Originally Posted By: Bee
Excellent collection on the subject of water conservation.

I am intrigued by the drowning deaths in LA -- is it because the area used to have flash floods/monsoon conditions much like Az?


Yes.

The numbers are quite impressive for what can be done.

Total water use for the City of LA is about 200 billion gal/year.

The stormwater can amount to 10 Bill Gallons/rainstorm, with about 10/year.

Quote:
"This isn't wastewater until we waste it," said Noah Garrison, an attorney with the Natural Resources Defense Council who co-wrote a 2009 paper on capturing and reusing storm water.

The report concluded that the region could increase local supplies by an amount equal to more than half of Los Angeles' annual water demand by incorporating relatively simple water-harvesting techniques in new construction and redevelopments


There is half of the replacement

I mentioned leaky pipes.

There are innovations in the pipes:

http://www.dailynews.com/general-news/20130221/earthquake-resistant-pipes-may-bring-leak-free-la

If we are like Singapore, we may loose as much as 40% of the imported water to leaks. That means that only 60% is reaching our homes. If we cut the loss from 40% to about 10%, as they did in Singapore, that means that we would get 30% more. Since the current total is 60% (not 100%, because 40% is lost), That would effectively make available 1/2 of the current total.
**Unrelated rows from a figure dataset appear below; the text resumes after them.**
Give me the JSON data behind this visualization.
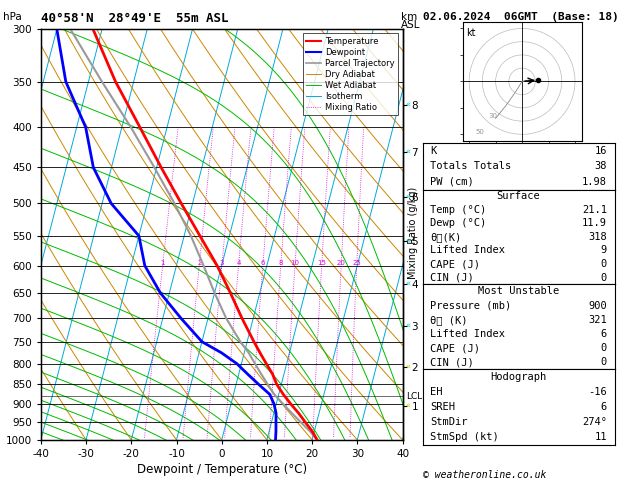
{
  "title_left": "40°58'N  28°49'E  55m ASL",
  "title_right": "02.06.2024  06GMT  (Base: 18)",
  "xlabel": "Dewpoint / Temperature (°C)",
  "pressure_levels": [
    300,
    350,
    400,
    450,
    500,
    550,
    600,
    650,
    700,
    750,
    800,
    850,
    900,
    950,
    1000
  ],
  "isotherm_color": "#00aadd",
  "dry_adiabat_color": "#cc8800",
  "wet_adiabat_color": "#00bb00",
  "mixing_ratio_color": "#dd00dd",
  "parcel_color": "#999999",
  "temp_profile_color": "#ff0000",
  "dewp_profile_color": "#0000ff",
  "skew_factor": 45,
  "km_ticks": [
    1,
    2,
    3,
    4,
    5,
    6,
    7,
    8
  ],
  "km_pressures": [
    905,
    808,
    717,
    634,
    559,
    491,
    430,
    375
  ],
  "mixing_ratios": [
    1,
    2,
    3,
    4,
    6,
    8,
    10,
    15,
    20,
    25
  ],
  "lcl_pressure": 880,
  "temp_profile_pressure": [
    1000,
    975,
    950,
    925,
    900,
    875,
    850,
    825,
    800,
    775,
    750,
    700,
    650,
    600,
    550,
    500,
    450,
    400,
    350,
    300
  ],
  "temp_profile_temp": [
    21.1,
    19.5,
    17.5,
    15.5,
    13.2,
    11.0,
    9.0,
    7.5,
    5.5,
    3.5,
    1.5,
    -2.5,
    -6.5,
    -11.0,
    -16.5,
    -22.5,
    -29.0,
    -36.0,
    -44.0,
    -52.0
  ],
  "dewp_profile_pressure": [
    1000,
    975,
    950,
    925,
    900,
    875,
    850,
    825,
    800,
    775,
    750,
    700,
    650,
    600,
    550,
    500,
    450,
    400,
    350,
    300
  ],
  "dewp_profile_temp": [
    11.9,
    11.5,
    11.0,
    10.5,
    9.5,
    8.0,
    5.0,
    2.0,
    -1.0,
    -5.0,
    -10.0,
    -16.0,
    -22.0,
    -27.0,
    -30.0,
    -38.0,
    -44.0,
    -48.0,
    -55.0,
    -60.0
  ],
  "parcel_profile_pressure": [
    1000,
    975,
    950,
    925,
    900,
    875,
    850,
    825,
    800,
    775,
    750,
    700,
    650,
    600,
    550,
    500,
    450,
    400,
    350,
    300
  ],
  "parcel_profile_temp": [
    21.1,
    19.0,
    16.5,
    14.0,
    11.5,
    9.0,
    7.0,
    5.0,
    3.0,
    1.0,
    -1.5,
    -6.0,
    -10.0,
    -14.0,
    -18.5,
    -24.0,
    -30.5,
    -38.0,
    -47.0,
    -57.0
  ],
  "info_K": 16,
  "info_TT": 38,
  "info_PW": 1.98,
  "info_surf_temp": 21.1,
  "info_surf_dewp": 11.9,
  "info_surf_theta": 318,
  "info_surf_li": 9,
  "info_surf_cape": 0,
  "info_surf_cin": 0,
  "info_mu_pressure": 900,
  "info_mu_theta": 321,
  "info_mu_li": 6,
  "info_mu_cape": 0,
  "info_mu_cin": 0,
  "info_EH": -16,
  "info_SREH": 6,
  "info_StmDir": 274,
  "info_StmSpd": 11,
  "copyright": "© weatheronline.co.uk"
}
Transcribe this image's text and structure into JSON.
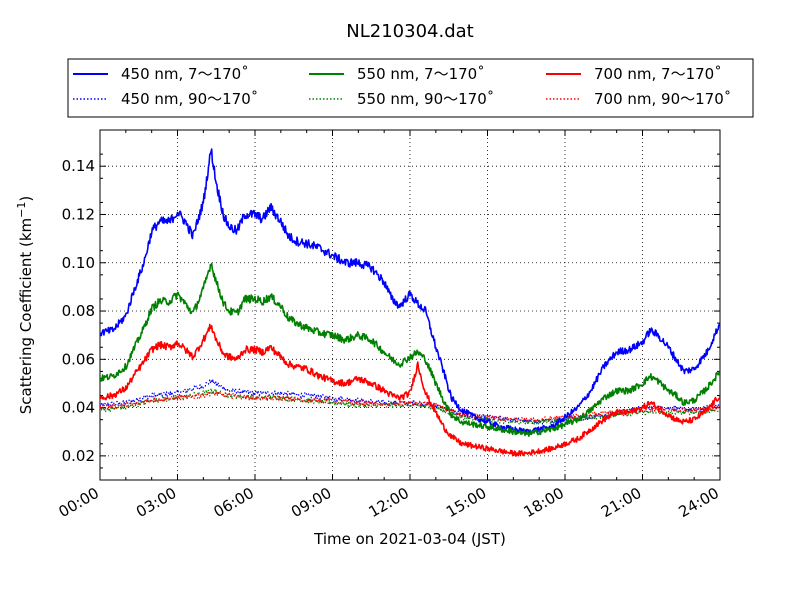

That's the other half. That replaces all of it.

Of course, nothing is 100% efficient.

But that doesn't even include any progress in conservation nor recycling, both of which can produce significant percentage savings.

But lets say we can't get any better than 75% off of distant sources.....I would not consider that a failure, but a huge success. The technology exists right now.

Last edited by Ken; 10/22/13 12:27 AM.